Terhadap polemik tersebut, Pengurus Besar Himpunan Mahasiswa Islam (PB-HMI) pun angkat bicara. Sekretaris Jendral PB HMI, Taufan Tuarita saat dikonfirmasi mengajak masyarakat untuk tenang menyikapi keputusan pemeirntah tersebut.Sebaiknya masyarakat harus mencari informasi yang faktual terkait kenaikan iuran BPJS Kesehatan tersebut agar tidak salah persepsi atau salah dalam menyikapinya.
“Kenaikan iuran BPJS menjadi polemik ditengah – tengah masyarakat dikarenakan adanya anggapan bahwa semua kelas utamanya kelas III dinaikkan iurannya yang menurut data justru yang dinaikkan hanya kelas I dan II,” ungkapnya, Sabtu (16/05).
Secara spesifik Taufan membeberkan data mengenai kenaikan iuran BPJS yang dianggapnya ada kekeliruan informasi yang beredar di tengah – tengah masyarakat.

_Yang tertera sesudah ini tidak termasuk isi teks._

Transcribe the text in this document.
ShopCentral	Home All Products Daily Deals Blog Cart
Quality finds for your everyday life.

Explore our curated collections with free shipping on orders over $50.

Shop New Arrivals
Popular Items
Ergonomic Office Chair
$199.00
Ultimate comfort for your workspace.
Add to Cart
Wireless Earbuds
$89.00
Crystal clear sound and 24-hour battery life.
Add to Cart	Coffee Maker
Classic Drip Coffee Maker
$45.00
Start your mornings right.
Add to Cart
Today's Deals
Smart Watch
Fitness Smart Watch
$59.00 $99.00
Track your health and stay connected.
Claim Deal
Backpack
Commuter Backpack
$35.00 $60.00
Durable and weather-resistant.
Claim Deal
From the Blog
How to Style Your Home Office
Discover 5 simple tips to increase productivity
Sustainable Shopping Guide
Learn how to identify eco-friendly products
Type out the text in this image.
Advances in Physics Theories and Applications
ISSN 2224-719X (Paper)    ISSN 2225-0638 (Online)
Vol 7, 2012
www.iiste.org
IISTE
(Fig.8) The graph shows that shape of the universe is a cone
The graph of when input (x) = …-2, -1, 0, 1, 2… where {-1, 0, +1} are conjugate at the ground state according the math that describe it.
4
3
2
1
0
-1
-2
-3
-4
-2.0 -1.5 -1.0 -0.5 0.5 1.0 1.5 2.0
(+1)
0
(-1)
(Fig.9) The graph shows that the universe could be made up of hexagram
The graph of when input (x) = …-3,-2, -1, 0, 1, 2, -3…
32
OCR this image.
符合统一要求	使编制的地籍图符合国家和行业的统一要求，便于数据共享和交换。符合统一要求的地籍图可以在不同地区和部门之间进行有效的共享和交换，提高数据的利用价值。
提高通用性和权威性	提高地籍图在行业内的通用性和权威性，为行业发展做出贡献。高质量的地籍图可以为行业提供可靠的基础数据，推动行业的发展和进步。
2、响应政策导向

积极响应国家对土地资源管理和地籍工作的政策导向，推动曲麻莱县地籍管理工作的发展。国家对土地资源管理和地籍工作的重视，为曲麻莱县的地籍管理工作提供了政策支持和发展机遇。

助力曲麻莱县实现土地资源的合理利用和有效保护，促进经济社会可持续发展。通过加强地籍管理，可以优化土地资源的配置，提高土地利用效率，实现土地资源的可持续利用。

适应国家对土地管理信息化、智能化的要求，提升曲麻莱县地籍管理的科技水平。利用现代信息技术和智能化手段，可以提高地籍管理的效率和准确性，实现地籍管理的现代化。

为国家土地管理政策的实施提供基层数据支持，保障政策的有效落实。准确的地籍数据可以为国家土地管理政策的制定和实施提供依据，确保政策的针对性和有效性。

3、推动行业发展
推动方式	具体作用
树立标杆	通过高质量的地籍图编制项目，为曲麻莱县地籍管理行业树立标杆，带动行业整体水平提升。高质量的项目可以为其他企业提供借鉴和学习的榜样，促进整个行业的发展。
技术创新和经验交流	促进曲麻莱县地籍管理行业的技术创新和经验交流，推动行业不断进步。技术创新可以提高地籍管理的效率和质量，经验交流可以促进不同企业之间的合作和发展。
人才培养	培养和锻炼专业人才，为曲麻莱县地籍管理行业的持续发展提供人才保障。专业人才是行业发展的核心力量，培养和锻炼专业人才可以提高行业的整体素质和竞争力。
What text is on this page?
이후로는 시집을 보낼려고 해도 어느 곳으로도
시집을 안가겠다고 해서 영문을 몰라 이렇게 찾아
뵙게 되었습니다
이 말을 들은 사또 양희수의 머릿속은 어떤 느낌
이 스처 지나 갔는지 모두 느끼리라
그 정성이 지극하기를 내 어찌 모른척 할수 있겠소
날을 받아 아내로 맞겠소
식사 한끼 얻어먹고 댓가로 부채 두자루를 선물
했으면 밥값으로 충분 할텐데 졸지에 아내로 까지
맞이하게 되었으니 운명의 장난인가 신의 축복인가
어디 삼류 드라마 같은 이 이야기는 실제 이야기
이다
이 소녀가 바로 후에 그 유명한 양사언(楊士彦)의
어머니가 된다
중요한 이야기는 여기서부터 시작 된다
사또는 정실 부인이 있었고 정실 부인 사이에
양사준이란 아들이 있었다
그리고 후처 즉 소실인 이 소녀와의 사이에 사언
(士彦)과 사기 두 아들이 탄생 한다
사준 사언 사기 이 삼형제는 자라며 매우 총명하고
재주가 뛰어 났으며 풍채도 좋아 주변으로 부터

“Menurut data yang kami dapatkan ada sekitar 132 juta jiwa lebih yang telah mendapatkan bantuan pemerintah baik itu pusat maupun daerah. Sebanyak 96 juta jiwa lebih penerima bantuan iuran dalam hal ini masyarakat miskin tidak mampu telah dibayarkan iuran BPJS nya. Sementara sisanya 36 juta lebih yang didaftarkan oleh Pemda telah dibantu oleh Pemda masing – masing,” terangnya.
“Sementara untuk Pekerja Penyelenggara negara yang telah dibantu pemerintah sekitar 17 juta jiwa lebih dan pekerja non penyelenggara negara sebesar 37 juta jiwa lebih,” lanjutnya.
Mengenai iuran peserta yang mendaftar, Taufan menyebutkan bahwa justru sebagian besar berada di kelas III yang tidak dinaikkan premi BPJS Kesehatannya.
“Ada sekitar 21 juta jiwa lebih yang terdaftar di kelas III dari total 35 juta jiwa lebih peserta yang merupakan pekerja bukan penerima upah dan bukan pekerja. Artinya bahwa hanya sebagian kecil yang merasakan dampak kenaikan iuran BPJS dan mereka yang merasakannya adalah orang – orang yang secara ekonomi dianggap mampu karena berada di kelas I dan II,” sebutnya.
Taufan melanjutkan bahwa kenaikan iuran BPJS akan menjadikan pelayanan kesehatan akan semakin membaik karena cash flow rumah sakit dengan kenaikan iuran BPJS ini juga akan membaik.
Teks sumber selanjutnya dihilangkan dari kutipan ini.